Over the past decade researchers have identified intervention strategies and program models that reduce juvenile delinquency and promote pro-social development. However, while we have more than ten years of solid research about evidence-based programs, only about five percent of eligible youth participate in these programs.
The result is a waste of human capital and money. First, delinquency increases the risk of drug use and dependency, school drop-out, incarceration, injury, early pregnancy, and adult criminality. Second, since most adult criminals begin their criminal careers as juveniles, preventing delinquency prevents the onset of adult criminal careers and thus reduces the financial and emotional burden of crime on victims and on society.

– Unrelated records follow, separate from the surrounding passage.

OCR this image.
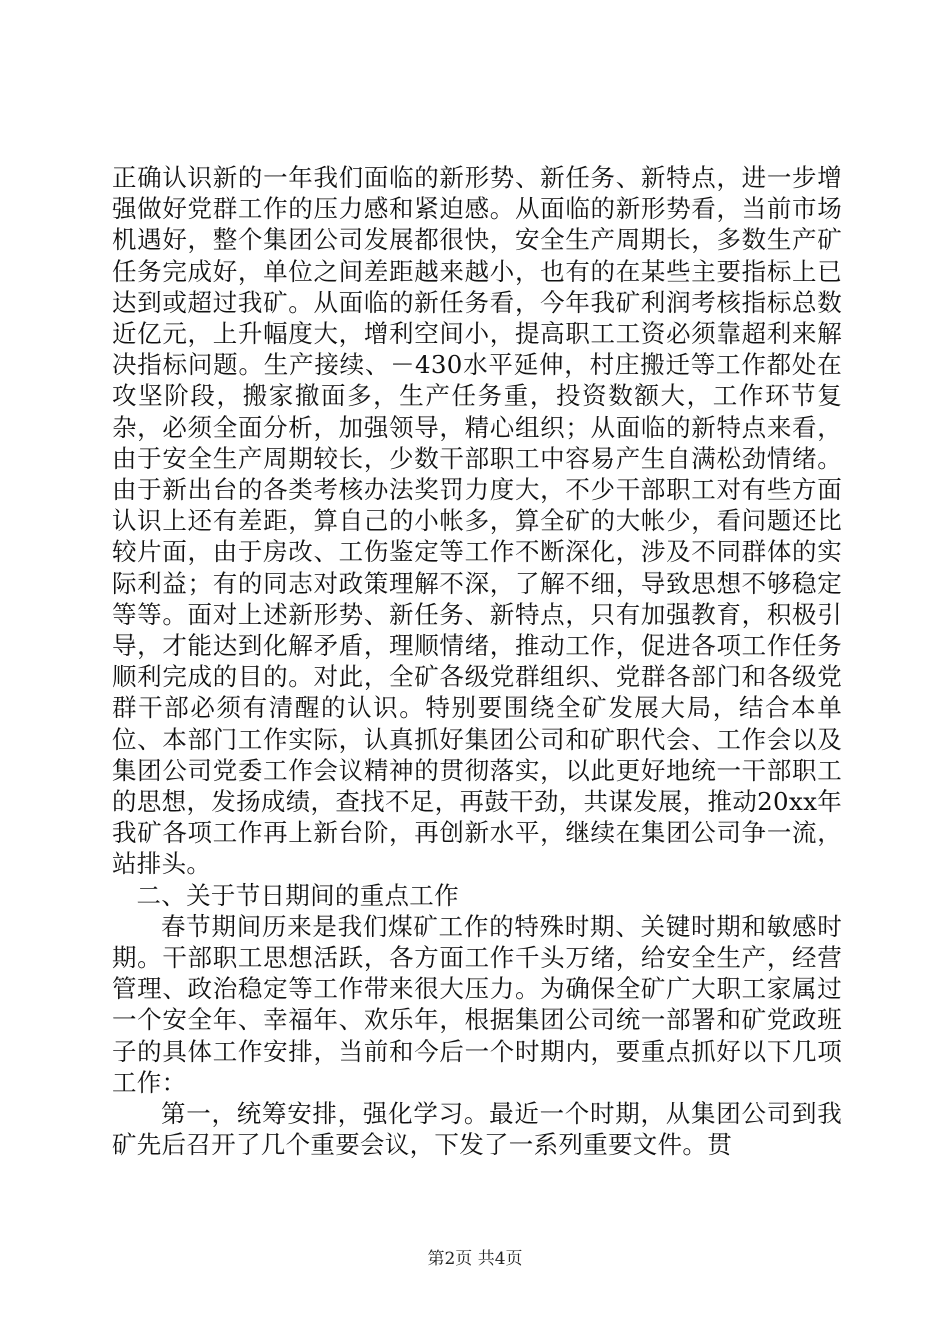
正确认识新的一年我们面临的新形势、新任务、新特点，进一步增强做好党群工作的压力感和紧迫感。从面临的新形势看，当前市场机遇好，整个集团公司发展都很快，安全生产周期长，多数生产矿任务完成好，单位之间差距越来越小，也有的在某些主要指标上已达到或超过我矿。从面临的新任务看，今年我矿利润考核指标总数近亿元，上升幅度大，增利空间小，提高职工工资必须靠超利来解决指标问题。生产接续、－430水平延伸，村庄搬迁等工作都处在攻坚阶段，搬家撤面多，生产任务重，投资数额大，工作环节复杂，必须全面分析，加强领导，精心组织；从面临的新特点来看，由于安全生产周期较长，少数干部职工中容易产生自满松劲情绪。由于新出台的各类考核办法奖罚力度大，不少干部职工对有些方面认识上还有差距，算自己的小帐多，算全矿的大帐少，看问题还比较片面，由于房改、工伤鉴定等工作不断深化，涉及不同群体的实际利益；有的同志对政策理解不深，了解不细，导致思想不够稳定等等。面对上述新形势、新任务、新特点，只有加强教育，积极引导，才能达到化解矛盾，理顺情绪，推动工作，促进各项工作任务顺利完成的目的。对此，全矿各级党群组织、党群各部门和各级党群干部必须有清醒的认识。特别要围绕全矿发展大局，结合本单位、本部门工作实际，认真抓好集团公司和矿职代会、工作会以及集团公司党委工作会议精神的贯彻落实，以此更好地统一干部职工的思想，发扬成绩，查找不足，再鼓干劲，共谋发展，推动20xx年我矿各项工作再上新台阶，再创新水平，继续在集团公司争一流，站排头。

二、关于节日期间的重点工作

春节期间历来是我们煤矿工作的特殊时期、关键时期和敏感时期。干部职工思想活跃，各方面工作千头万绪，给安全生产，经营管理、政治稳定等工作带来很大压力。为确保全矿广大职工家属过一个安全年、幸福年、欢乐年，根据集团公司统一部署和矿党政班子的具体工作安排，当前和今后一个时期内，要重点抓好以下几项工作：

第一，统筹安排，强化学习。最近一个时期，从集团公司到我矿先后召开了几个重要会议，下发了一系列重要文件。贯

第2页 共4页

Put bluntly — it is penny-wise and pound-foolish not to implement evidence-based programs. While it costs states billions of dollars a year to arrest, prosecute, incarcerate, and treat offenders, investing in successful delinquency-prevention programs can save taxpayers seven to ten dollars for every dollar invested, primarily in the form of reduced spending on prisons.
States don’t implement evidence-based treatment programs for a number of reasons.
First, agencies rarely invest in developing data systems that permit them to monitor which programs are working and which are not; therefore, most states’ juvenile justice systems have no idea if they are spending their money wisely.
Second, many policymakers are often unaware of research evidence on programs and policies that are not only effective in reducing juvenile delinquency but also cost-effective.
Third, often what works is at odds with “get tough on crime” public sentiment, and some policy makers are unwilling to choose evidence over politics.
Researchers have identified a dozen "proven" delinquency-prevention programs. Another twenty to thirty "promising" programs are still being tested. The most successful programs are those that prevent youth from engaging in delinquent behaviors in the first place, divert first-time offenders from further encounters with the justice system, and emphasize family interactions. A full list of programs that have been evaluated for delinquency prevention and intervention and an estimation of their cost savings and effectiveness can be found in Table 2 in an article by Peter Greenwood in our most recent volume of The Future of Children.
Reform of the juvenile justice system makes sense from all perspectives. Many states are poised to begin this work today, if for no other reason than to save taxpayer money being spent on building prisons. We need to create a system that decreases the number of youth becoming delinquent in the first place and prevents those youth who do stray from becoming adult criminals.